Poets and novelists have no qualms about combining images and events in ways that don’t really make sense, and such concoctions can sometimes be illuminating or refreshing: A Hundred Years of Solitude, and Calvino’s Invisible Cities come immediately to mind. It seems to me that impossibilities along these lines never take us as deep as do the absurdities in a book like Don Quixote, which springs from the mind of the protagonist rather than that of the author. But we’ll leave that argument for another time.

Nowadays poetry is all but required to indulge in a little nonsense. Did it all start with Rimbaud?

Yet none of this strikes to the heart of Kentridge’s (or Gogol’s) remark, I think, which issues from a point of exasperation, if not despair.
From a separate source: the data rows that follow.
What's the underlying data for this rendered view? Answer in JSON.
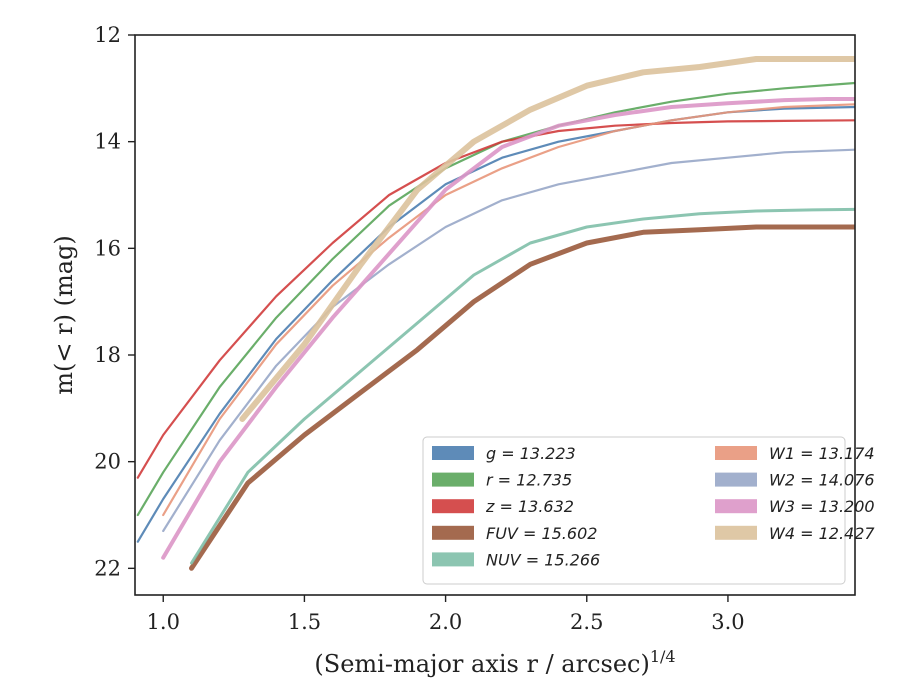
{
  "chart_data": {
    "type": "line",
    "xlabel": "(Semi-major axis r / arcsec)",
    "xlabel_superscript": "1/4",
    "ylabel": "m(< r) (mag)",
    "xlim": [
      0.9,
      3.45
    ],
    "ylim": [
      22.5,
      12.0
    ],
    "y_inverted": true,
    "x_ticks": [
      1.0,
      1.5,
      2.0,
      2.5,
      3.0
    ],
    "x_tick_labels": [
      "1.0",
      "1.5",
      "2.0",
      "2.5",
      "3.0"
    ],
    "y_ticks": [
      12,
      14,
      16,
      18,
      20,
      22
    ],
    "y_tick_labels": [
      "12",
      "14",
      "16",
      "18",
      "20",
      "22"
    ],
    "grid": false,
    "legend_position": "lower-right",
    "legend_columns": 2,
    "series": [
      {
        "name": "g = 13.223",
        "color": "#4c7eb0",
        "width": 2.2,
        "x": [
          0.91,
          1.0,
          1.2,
          1.4,
          1.6,
          1.8,
          2.0,
          2.2,
          2.4,
          2.6,
          2.8,
          3.0,
          3.2,
          3.45
        ],
        "y": [
          21.5,
          20.7,
          19.1,
          17.7,
          16.6,
          15.6,
          14.8,
          14.3,
          14.0,
          13.8,
          13.6,
          13.45,
          13.38,
          13.35
        ]
      },
      {
        "name": "r = 12.735",
        "color": "#5aa55a",
        "width": 2.2,
        "x": [
          0.91,
          1.0,
          1.2,
          1.4,
          1.6,
          1.8,
          2.0,
          2.2,
          2.4,
          2.6,
          2.8,
          3.0,
          3.2,
          3.45
        ],
        "y": [
          21.0,
          20.2,
          18.6,
          17.3,
          16.2,
          15.2,
          14.5,
          14.0,
          13.7,
          13.45,
          13.25,
          13.1,
          13.0,
          12.9
        ]
      },
      {
        "name": "z = 13.632",
        "color": "#d03c3c",
        "width": 2.2,
        "x": [
          0.91,
          1.0,
          1.2,
          1.4,
          1.6,
          1.8,
          2.0,
          2.2,
          2.4,
          2.6,
          2.8,
          3.0,
          3.2,
          3.45
        ],
        "y": [
          20.3,
          19.5,
          18.1,
          16.9,
          15.9,
          15.0,
          14.4,
          14.0,
          13.8,
          13.7,
          13.65,
          13.62,
          13.61,
          13.6
        ]
      },
      {
        "name": "FUV = 15.602",
        "color": "#9a5a3c",
        "width": 5,
        "x": [
          1.1,
          1.3,
          1.5,
          1.7,
          1.9,
          2.1,
          2.3,
          2.5,
          2.7,
          2.9,
          3.1,
          3.2,
          3.45
        ],
        "y": [
          22.0,
          20.4,
          19.5,
          18.7,
          17.9,
          17.0,
          16.3,
          15.9,
          15.7,
          15.65,
          15.6,
          15.6,
          15.6
        ]
      },
      {
        "name": "NUV = 15.266",
        "color": "#7fbfa9",
        "width": 3,
        "x": [
          1.1,
          1.3,
          1.5,
          1.7,
          1.9,
          2.1,
          2.3,
          2.5,
          2.7,
          2.9,
          3.1,
          3.3,
          3.45
        ],
        "y": [
          21.9,
          20.2,
          19.2,
          18.3,
          17.4,
          16.5,
          15.9,
          15.6,
          15.45,
          15.35,
          15.3,
          15.28,
          15.27
        ]
      },
      {
        "name": "W1 = 13.174",
        "color": "#e8967a",
        "width": 2.2,
        "x": [
          1.0,
          1.2,
          1.4,
          1.6,
          1.8,
          2.0,
          2.2,
          2.4,
          2.6,
          2.8,
          3.0,
          3.2,
          3.45
        ],
        "y": [
          21.0,
          19.2,
          17.8,
          16.7,
          15.8,
          15.0,
          14.5,
          14.1,
          13.8,
          13.6,
          13.45,
          13.35,
          13.3
        ]
      },
      {
        "name": "W2 = 14.076",
        "color": "#98a7c8",
        "width": 2.2,
        "x": [
          1.0,
          1.2,
          1.4,
          1.6,
          1.8,
          2.0,
          2.2,
          2.4,
          2.6,
          2.8,
          3.0,
          3.2,
          3.45
        ],
        "y": [
          21.3,
          19.6,
          18.2,
          17.1,
          16.3,
          15.6,
          15.1,
          14.8,
          14.6,
          14.4,
          14.3,
          14.2,
          14.15
        ]
      },
      {
        "name": "W3 = 13.200",
        "color": "#dc96c6",
        "width": 4,
        "x": [
          1.0,
          1.2,
          1.4,
          1.6,
          1.8,
          2.0,
          2.2,
          2.4,
          2.6,
          2.8,
          3.0,
          3.2,
          3.35,
          3.45
        ],
        "y": [
          21.8,
          20.0,
          18.6,
          17.3,
          16.1,
          14.9,
          14.1,
          13.7,
          13.5,
          13.35,
          13.28,
          13.22,
          13.2,
          13.2
        ]
      },
      {
        "name": "W4 = 12.427",
        "color": "#dcc29c",
        "width": 6,
        "x": [
          1.28,
          1.5,
          1.7,
          1.9,
          2.1,
          2.3,
          2.5,
          2.7,
          2.9,
          3.1,
          3.3,
          3.45
        ],
        "y": [
          19.2,
          17.8,
          16.3,
          14.9,
          14.0,
          13.4,
          12.95,
          12.7,
          12.6,
          12.45,
          12.45,
          12.45
        ]
      }
    ]
  }
}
There are times when the world seems to be so far out of whack with our values and expectations that all we can do is throw up our hands with the cry, “How absurd!”

Flaubert remains the high priest of this attitude, though it seems to me his views are usually misinterpreted. We find it easy to sympathize with the disgust he feels in the face of bourgeois culture, but have developed a tin ear with regard to the deep affection underlying it. I picked up my copy of Bouvard and Pechuchet just now and was reconfirmed in that judgment. It’s a very funny book, I really ought to read it again.

In the end, “the impossible” doesn’t happen all the time. On the contrary, by definition, it never happens. And it may be worth pointing out that when words such as “crazy” and “absurd” and “impossible” enter a discuss, it means that thought is at an end. In the political sphere that’s not a good terminal to arrive at. It certainly isn’t a "productive" way of looking at the world, no matter what William Kentridge (or Gogol) says.

Yet don’t we sometimes use those words ourselves?

Sarah Palin as president? Crazy. Absurd. Impossible.